Excavando en los rasgos personológicos del trastorno de pánico, de hecho, a menudo podemos encontrar sentimientos de vergüenza, culpa, miedo a la visibilidad, rasgos narcisistas, autoidealización, problemas de autoestima, hipercontrol, inseguridad, búsqueda y miedo a la responsabilidad, y en perpetua expectativa y miedo a nuevos ataques traídos por el mítico deforme y terrorista Pan, un dios de naturaleza salvaje: el pánico.

Estos ataques repentinos pueden ser experimentados por cualquiera en los momentos y lugares más inesperados. Imagine un hombre solitario gritando en un puente y perdiendo toda forma humana, convirtiéndose en presa de su propio sentimiento: todo cambia, todo a su alrededor está distorsionado por la angustia.

Todo esto está bien representado, como un ataque de pánico, por la pintura del gran pintor noruego (Edvard Munch) que había sufrido este sentimiento de angustia mientras caminaba por un puente.

Posibles causas

En el origen del trastorno, según algunos estudiosos, podría haber una predisposición genética a la familia, o una causa biológica, o un defecto en el funcionamiento de la parte del cerebro que normalmente desencadena la reacción de defensa ante el estrés: sucede entonces que el propio cerebro llega a señalar un peligro que no existe en la realidad.

El trastorno de pánico es muy frecuente entre quienes ya padecen otro trastorno de ansiedad, o alguna fobia, y a menudo también puede coexistir una forma más o menos grave de depresión. Sin embargo, si queremos investigar caso por caso, una vez que hemos comprobado a través del médico de cabecera que no hay enfermedades cardíacas, ni falta de azúcar en la sangre ni acidosis metabólica (que puede causar hiperhidrosis), que no hay desequilibrios endocrinos (que pueden causar palpitaciones), ni drogas o sustancias que puedan activar estados de ansiedad, es importante tratar de entender cómo llegamos a «construir» el ataque y/o el trastorno de pánico.

Cabe señalar que, a pesar del análisis clínico negativo, a muchas personas les cuesta aceptar que el origen del trastorno puede ser psicológico, por lo que a veces desencadena un intento de investigación espasmódica de una razón fisiológica, casi un circuito hipocondríaco, que por un lado busca una causa orgánica y por otro percibe el temor a este tipo de respuesta.

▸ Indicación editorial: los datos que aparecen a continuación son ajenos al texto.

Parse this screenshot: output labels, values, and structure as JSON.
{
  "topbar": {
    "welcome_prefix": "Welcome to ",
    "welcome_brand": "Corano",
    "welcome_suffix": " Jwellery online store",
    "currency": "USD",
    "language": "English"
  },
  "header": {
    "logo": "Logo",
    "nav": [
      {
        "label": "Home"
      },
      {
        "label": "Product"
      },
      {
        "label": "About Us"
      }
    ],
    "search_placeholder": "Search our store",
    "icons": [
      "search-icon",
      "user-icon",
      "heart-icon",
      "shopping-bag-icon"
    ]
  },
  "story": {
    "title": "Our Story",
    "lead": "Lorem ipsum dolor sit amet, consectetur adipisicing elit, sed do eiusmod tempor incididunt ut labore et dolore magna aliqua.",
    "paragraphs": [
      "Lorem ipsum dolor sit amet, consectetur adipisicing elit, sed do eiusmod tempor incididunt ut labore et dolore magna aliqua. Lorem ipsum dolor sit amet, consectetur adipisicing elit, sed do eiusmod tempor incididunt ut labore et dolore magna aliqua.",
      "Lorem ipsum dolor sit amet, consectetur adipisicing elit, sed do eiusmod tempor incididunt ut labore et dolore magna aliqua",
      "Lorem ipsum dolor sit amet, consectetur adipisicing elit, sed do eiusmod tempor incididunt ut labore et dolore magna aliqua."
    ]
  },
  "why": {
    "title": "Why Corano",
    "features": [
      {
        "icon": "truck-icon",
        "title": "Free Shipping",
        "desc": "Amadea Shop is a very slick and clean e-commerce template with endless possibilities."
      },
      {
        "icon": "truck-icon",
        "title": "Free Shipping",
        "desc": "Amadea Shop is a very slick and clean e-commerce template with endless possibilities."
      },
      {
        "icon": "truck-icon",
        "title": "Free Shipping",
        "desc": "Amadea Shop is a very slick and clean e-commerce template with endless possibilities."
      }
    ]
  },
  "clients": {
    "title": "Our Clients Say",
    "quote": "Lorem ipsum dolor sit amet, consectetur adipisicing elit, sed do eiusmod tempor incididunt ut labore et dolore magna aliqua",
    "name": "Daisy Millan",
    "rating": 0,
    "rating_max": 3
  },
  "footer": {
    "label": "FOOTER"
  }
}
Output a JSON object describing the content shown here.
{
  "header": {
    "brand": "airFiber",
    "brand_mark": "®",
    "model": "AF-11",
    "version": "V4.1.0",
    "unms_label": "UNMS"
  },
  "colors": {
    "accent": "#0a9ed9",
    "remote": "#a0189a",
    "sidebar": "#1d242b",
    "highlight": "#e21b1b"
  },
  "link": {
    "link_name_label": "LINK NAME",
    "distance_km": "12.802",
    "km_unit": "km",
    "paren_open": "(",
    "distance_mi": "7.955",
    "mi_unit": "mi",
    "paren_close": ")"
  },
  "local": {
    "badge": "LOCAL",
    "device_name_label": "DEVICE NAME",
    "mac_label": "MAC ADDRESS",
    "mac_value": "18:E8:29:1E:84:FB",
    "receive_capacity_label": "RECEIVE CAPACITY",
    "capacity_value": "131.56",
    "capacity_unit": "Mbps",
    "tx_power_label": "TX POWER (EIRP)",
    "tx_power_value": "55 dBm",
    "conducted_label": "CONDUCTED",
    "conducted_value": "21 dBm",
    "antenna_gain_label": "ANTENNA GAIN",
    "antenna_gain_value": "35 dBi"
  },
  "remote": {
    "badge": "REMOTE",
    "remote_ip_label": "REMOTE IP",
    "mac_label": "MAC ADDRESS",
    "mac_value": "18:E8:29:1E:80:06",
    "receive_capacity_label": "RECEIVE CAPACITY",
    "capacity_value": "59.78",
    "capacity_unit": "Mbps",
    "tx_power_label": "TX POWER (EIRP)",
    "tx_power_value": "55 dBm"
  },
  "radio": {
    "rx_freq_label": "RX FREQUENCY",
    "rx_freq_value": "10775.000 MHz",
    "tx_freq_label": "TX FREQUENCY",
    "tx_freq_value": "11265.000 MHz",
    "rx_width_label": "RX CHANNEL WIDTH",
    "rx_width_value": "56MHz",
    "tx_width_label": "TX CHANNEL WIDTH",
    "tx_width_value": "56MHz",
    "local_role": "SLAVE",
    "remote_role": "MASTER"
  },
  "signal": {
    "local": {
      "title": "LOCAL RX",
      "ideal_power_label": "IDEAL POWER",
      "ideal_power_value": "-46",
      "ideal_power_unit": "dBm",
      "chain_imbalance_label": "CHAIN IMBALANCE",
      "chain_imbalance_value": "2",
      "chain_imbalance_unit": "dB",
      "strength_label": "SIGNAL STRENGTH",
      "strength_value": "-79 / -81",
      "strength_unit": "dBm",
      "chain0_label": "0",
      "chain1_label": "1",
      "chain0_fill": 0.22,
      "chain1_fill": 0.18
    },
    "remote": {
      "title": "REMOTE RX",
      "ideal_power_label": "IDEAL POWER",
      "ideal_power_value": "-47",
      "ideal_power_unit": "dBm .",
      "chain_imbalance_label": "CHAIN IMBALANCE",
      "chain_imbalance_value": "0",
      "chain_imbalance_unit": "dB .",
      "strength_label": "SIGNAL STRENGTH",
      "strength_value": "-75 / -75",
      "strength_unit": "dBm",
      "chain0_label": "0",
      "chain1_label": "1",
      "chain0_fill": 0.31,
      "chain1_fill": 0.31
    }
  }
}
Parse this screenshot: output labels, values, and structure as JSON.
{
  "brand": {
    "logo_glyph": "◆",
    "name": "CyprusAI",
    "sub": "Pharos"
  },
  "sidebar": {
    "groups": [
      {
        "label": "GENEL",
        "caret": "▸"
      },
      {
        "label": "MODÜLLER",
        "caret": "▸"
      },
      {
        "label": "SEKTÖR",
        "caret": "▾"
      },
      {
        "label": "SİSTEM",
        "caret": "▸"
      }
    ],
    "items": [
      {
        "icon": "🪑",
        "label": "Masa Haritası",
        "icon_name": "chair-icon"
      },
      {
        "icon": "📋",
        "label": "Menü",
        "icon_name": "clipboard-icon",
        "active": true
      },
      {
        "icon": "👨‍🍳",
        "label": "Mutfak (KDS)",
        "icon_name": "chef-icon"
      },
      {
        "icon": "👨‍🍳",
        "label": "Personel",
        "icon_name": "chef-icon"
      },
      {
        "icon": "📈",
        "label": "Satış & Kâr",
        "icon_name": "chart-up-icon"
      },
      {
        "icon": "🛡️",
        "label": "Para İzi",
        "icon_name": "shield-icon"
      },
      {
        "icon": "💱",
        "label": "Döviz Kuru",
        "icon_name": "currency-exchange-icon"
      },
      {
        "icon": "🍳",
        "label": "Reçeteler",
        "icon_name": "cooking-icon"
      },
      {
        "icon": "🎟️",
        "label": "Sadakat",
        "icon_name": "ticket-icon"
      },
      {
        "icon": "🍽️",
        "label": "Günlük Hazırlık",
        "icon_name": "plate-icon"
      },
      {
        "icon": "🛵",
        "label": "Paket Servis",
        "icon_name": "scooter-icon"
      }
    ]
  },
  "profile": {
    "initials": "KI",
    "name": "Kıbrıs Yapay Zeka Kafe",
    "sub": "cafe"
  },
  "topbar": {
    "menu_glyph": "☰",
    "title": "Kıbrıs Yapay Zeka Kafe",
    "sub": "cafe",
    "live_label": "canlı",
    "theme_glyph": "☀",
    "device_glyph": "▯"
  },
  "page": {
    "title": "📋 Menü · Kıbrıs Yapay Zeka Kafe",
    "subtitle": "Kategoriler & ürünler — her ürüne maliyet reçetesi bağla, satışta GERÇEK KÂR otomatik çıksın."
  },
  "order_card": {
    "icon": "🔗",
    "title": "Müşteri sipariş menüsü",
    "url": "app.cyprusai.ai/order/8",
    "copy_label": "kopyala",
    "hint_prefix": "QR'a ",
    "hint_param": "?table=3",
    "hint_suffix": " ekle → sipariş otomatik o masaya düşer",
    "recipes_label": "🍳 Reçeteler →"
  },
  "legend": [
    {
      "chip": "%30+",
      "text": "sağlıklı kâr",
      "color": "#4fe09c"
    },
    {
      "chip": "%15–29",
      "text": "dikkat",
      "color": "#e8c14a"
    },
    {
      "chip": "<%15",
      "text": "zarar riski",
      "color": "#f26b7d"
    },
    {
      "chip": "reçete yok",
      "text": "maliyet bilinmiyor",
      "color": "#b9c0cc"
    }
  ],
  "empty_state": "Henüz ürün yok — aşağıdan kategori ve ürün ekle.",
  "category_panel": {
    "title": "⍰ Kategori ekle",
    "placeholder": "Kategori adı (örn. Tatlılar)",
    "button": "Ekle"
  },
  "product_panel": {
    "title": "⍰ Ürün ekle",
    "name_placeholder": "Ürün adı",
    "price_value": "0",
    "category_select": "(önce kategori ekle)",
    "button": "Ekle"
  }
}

Por esta razón, después de haber consultado al Médico, a veces se busca un Neurólogo que sólo puede responder buscando nuevos experimentos de drogas psicotrópicas para sedar la creciente ansiedad del Paciente.

De la comprensión a la psicoterapia

Además de los medicamentos que, en casos graves, pueden amortiguar el fuerte malestar y la ansiedad exasperada, es importante examinar la situación global del individuo portador del trastorno.

Por lo tanto, tras una anamnesis en profundidad, analizando sobre todo el estilo de vida de la persona, a menudo sujeto a estados mentales y emocionales apremiantes capaces de causar angustia, es importante poner de relieve mediante un examen diagnóstico los bloqueos emocionales y corporales, subyacentes a los nudos no resueltos y a las necesidades existenciales (a menudo inconscientes) descuidadas durante la trayectoria evolutiva de la persona.

Por lo tanto, ayudar al Paciente a escuchar lo que hay detrás del pánico, que no ha sido adecuadamente escuchado o comprendido, dando así voz al posible sufrimiento ofreciendo finalmente la posibilidad de expresarlo en voz alta, incluso gritando como lo hizo Munch en su pintura, para facilitar los procesos de transformación que necesitaban realizarse.

Cualquier psicoterapia puede ser útil para hacer frente al pánico pero, como el trastorno ataca fuertemente al cuerpo, se recomienda en particular una psicoterapia psicocorporal (que comienza con el Entrenamiento Autogénico y luego pasa al Análisis Bioenergético, ayudando con técnicas psicodramáticas y grupos de reunión), que puede estimular y disolver, mediante técnicas de respiración y otros ejercicios dirigidos, los bloqueos musculares y psicológicos que con el tiempo han atacado el cuerpo y la mente de la persona.